她想了下,缓慢问:“有没有考虑过,绍舒愿意嫁给吴蜀,是她有什么把柄落在他头上?”
何绍礼不由微微一笑,这女阎王还真是从不吝以最坏角度揣摩人。
“我爸妈当初也这么想,这几年,家里因为我姐这事已经乱套了。不过这两年观察,应该是没有。吴蜀这人能力还行,对她也着实没话说,我家也就由他当我现任姐夫了。至于以后的事情,谁也不好说。”
江子燕不由想到何绍舒懒洋洋地往饭桌一靠的样子,简直像个小女皇。她吃吃地笑了下:“邵舒是个明白人,谁也不敢对她不好。”
何绍礼也摸摸鼻子:“我倒是怀疑我姐被吴蜀下蛊了。她身体不好,怀的两胎都自然流产,却还心心念念地想为吴蜀生个孩子。吴蜀要结扎,被她知道了,去年简直吵翻天。我几个月都不敢回我爸妈家,幸好今年又让她怀上了。全家都供着这菩萨。”

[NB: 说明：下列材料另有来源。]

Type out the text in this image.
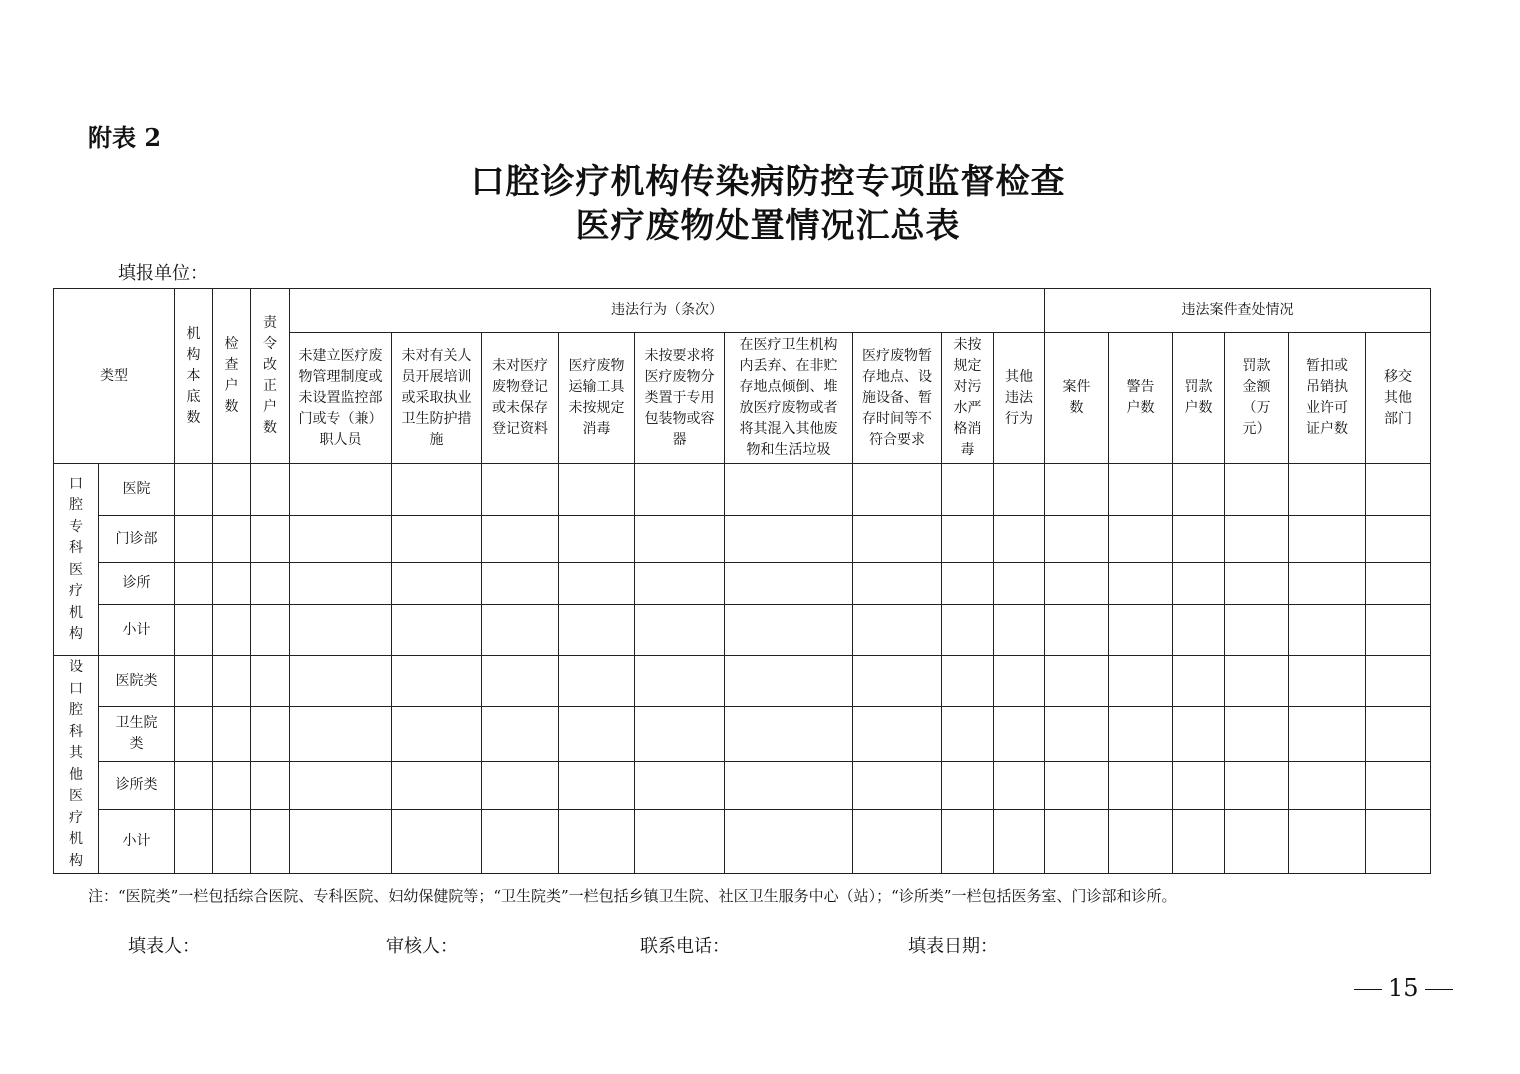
附表 2
口腔诊疗机构传染病防控专项监督检查
医疗废物处置情况汇总表
填报单位：
类型		机构本底数	检查户数	责令改正户数	违法行为（条次）									违法案件查处情况					

					未建立医疗废物管理制度或未设置监控部门或专（兼）职人员	未对有关人员开展培训或采取执业卫生防护措施	未对医疗废物登记或未保存登记资料	医疗废物运输工具未按规定消毒	未按要求将医疗废物分类置于专用包装物或容器	在医疗卫生机构内丢弃、在非贮存地点倾倒、堆放医疗废物或者将其混入其他废物和生活垃圾	医疗废物暂存地点、设施设备、暂存时间等不符合要求	未按规定对污水严格消毒	其他违法行为	案件数	警告户数	罚款户数	罚款金额（万元）	暂扣或吊销执业许可证户数	移交其他部门

口腔专科医疗机构	医院																		
	门诊部																		
	诊所																		
	小计																		

设口腔科其他医疗机构	医院类																		

	卫生院类																		

	诊所类																		
	小计																		
注：“医院类”一栏包括综合医院、专科医院、妇幼保健院等；“卫生院类”一栏包括乡镇卫生院、社区卫生服务中心（站）；“诊所类”一栏包括医务室、门诊部和诊所。
填表人：	审核人：	联系电话：	填表日期：
15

他这么从容说起家里私事,自然而然,毫不避讳。两个人之间的气氛像老朋友般自在。
江子燕好奇心大起,轻声说:“这两个人是怎么认识的?”
何绍礼唇边的笑容却收起来,他停顿片刻,极淡地说:“因为你,子燕姐。”
她一愣,他的声音很轻,像冬日里透过玻璃渗透进肌肤的每一缕凉气,像雨水溅进老旧的燃烧报纸只剩下最后灰色的烟。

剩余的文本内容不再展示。